Once chocolate gets heated, it must remain in a constant state of motion until molded into a specified shape and then allowed to remain still.

In the case of Rebecca Ruth’s bourbon balls, that process falls to a third-generation candy factory owner constantly in motion.

Charles “Charlie” Booe is the candy man.

But he is more than that. After buying Rebecca Ruth Candy from his father, Charlie attended business school, taking art classes on the side to fulfill his love for painting.

“Business is an art,” he says with a slight Southern drawl. “It takes a certain kind of inspiration and creativity in order to do it right.”

Outside the walls of his historic Second Street factory and store, Charlie also oversees nearly 30 properties scattered throughout Franklin County under his company, Booe Properties.

From commercial spaces and residential apartments to candy factory and warehouses, Charlie stays in motion, handling the many problems that pop up and supervising every detail.

However, in rare moments of stillness, he visits his painting studio in his warehouse or spends time with his family at home or at the candy factory.

From business to painting, it’s the small things that he sees.

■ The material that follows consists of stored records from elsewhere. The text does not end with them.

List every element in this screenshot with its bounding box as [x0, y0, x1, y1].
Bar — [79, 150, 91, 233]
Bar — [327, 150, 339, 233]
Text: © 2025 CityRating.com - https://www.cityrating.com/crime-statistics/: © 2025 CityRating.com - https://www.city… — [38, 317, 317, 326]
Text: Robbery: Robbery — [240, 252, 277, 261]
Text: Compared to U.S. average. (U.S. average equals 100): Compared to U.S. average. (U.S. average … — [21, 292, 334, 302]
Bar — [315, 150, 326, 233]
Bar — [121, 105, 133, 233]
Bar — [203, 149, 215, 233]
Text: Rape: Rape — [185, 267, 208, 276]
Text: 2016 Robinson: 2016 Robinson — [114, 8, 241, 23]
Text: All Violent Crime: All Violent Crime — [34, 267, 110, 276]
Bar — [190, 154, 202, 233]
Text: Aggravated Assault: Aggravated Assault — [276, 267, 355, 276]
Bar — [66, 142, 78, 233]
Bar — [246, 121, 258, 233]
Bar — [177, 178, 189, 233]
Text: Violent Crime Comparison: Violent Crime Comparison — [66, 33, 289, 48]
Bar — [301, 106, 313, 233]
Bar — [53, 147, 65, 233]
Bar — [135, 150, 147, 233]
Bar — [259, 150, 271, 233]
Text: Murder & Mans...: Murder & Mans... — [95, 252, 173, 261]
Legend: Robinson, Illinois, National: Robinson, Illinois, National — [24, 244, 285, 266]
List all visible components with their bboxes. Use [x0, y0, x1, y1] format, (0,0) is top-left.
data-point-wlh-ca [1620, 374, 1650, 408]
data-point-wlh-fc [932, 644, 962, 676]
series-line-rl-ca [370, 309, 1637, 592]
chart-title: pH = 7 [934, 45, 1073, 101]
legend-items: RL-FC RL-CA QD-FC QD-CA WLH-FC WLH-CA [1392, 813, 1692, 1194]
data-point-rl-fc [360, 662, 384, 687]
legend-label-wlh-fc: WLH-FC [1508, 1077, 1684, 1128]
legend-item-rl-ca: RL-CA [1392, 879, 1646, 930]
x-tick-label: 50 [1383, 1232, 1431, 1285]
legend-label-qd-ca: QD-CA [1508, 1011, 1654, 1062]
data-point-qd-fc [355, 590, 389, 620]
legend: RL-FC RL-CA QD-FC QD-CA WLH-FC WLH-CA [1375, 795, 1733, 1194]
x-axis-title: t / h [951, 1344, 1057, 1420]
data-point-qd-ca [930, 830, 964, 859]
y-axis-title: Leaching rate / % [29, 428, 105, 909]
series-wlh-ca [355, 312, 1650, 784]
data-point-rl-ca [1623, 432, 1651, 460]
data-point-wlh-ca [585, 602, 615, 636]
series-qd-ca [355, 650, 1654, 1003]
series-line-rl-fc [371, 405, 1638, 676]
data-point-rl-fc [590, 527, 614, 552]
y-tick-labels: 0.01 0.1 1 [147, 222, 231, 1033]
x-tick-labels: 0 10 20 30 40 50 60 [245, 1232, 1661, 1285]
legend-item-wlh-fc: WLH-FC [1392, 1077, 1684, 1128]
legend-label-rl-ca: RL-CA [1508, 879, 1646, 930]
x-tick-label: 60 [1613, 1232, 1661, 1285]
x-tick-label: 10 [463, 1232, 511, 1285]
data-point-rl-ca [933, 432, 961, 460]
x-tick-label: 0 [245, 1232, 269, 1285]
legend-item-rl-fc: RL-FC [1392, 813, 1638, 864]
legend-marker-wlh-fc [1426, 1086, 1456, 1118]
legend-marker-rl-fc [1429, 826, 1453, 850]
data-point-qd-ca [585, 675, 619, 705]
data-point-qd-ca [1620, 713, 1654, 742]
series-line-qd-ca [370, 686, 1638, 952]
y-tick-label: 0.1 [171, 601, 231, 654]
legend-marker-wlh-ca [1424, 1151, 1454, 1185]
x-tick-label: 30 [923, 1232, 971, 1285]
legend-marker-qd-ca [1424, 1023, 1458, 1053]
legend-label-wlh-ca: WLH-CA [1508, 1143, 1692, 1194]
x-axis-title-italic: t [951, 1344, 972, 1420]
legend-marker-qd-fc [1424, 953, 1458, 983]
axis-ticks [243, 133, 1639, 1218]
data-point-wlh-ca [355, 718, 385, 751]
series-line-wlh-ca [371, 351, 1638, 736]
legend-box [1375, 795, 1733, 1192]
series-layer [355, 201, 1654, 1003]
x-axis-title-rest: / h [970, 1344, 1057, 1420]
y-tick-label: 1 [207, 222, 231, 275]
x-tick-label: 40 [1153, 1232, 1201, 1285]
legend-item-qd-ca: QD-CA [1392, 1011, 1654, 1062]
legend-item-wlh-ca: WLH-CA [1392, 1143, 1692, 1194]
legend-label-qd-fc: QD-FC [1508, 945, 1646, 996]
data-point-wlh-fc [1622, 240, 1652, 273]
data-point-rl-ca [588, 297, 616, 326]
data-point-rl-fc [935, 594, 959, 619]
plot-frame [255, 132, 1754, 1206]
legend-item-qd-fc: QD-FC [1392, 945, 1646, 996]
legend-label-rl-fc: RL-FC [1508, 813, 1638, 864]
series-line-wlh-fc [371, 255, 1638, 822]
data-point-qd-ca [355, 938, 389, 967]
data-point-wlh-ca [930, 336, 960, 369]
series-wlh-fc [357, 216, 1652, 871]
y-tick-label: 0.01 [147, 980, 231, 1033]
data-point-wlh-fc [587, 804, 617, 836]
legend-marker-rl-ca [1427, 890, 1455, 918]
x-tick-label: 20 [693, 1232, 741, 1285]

“Where you see a tree, I see the branches, the bark, the leaves — the whole picture and all of the details,” he says.

Painting provides an expression of art separate from the structured rhythm of his business life, he says.

“I consider myself more a custodian of it than owner,” he says of his business. “I’m just one guy in its history and, hopefully, it will have a long history past me.”

At one of his several real estate properties, Charles traces a leak reported by a contractor to a faulty pipe.
Charles hands off a hose to Alex, his 15-year-old son, who attempts to keep a leak in check. Charles, who bought the candy factory from his father, hopes to keep the business in the family when he retires, but Alex is still unsure whether he will become the candy man.
"I'm constantly putting out fires. Every day is something unexpected," says Charles Booe (second from left), as he navigates workers packaging Buffalo Trace Bourbon Balls. Charles manages a real estate company as well and is on the way to repair a small heater for a tenant.
Joey Dickerson, an employee at Rebecca Ruth Candy, stacks ready-made boxes for collecting finished chocolates at the end of the assembly line. Each batch of bourbon balls takes about two hours to finish.
Charles, the third-generation owner of Rebecca Ruth Candy, crafts candy by hand in the factory same factory his grandmother founded.
A portrait of Ruth Hanly Booe sits in the museum portion of the Rebecca Ruth Candy Factory. Ruth, along with her best friend, Rebecca Gooch, started the candy store in 1919.
Inside his warehouse, Charles unpacks a pallet of almonds that will top Rebecca Ruth's bourbon balls. Charles often takes a hands-on approach to the business. "It's hard to find good help," he says. "Sometimes I've got to do the work myself. I don't mind."
Charles and his daughter Sara work after hours in the factory of Rebecca Ruth Candy to produce a batch of cherry-filled candies for a 90-year-old woman in Florida. With no written recipe, Booe reworked the mixture from memory. "I remember what it tasted like 40 years ago when my grandmother made them," he says.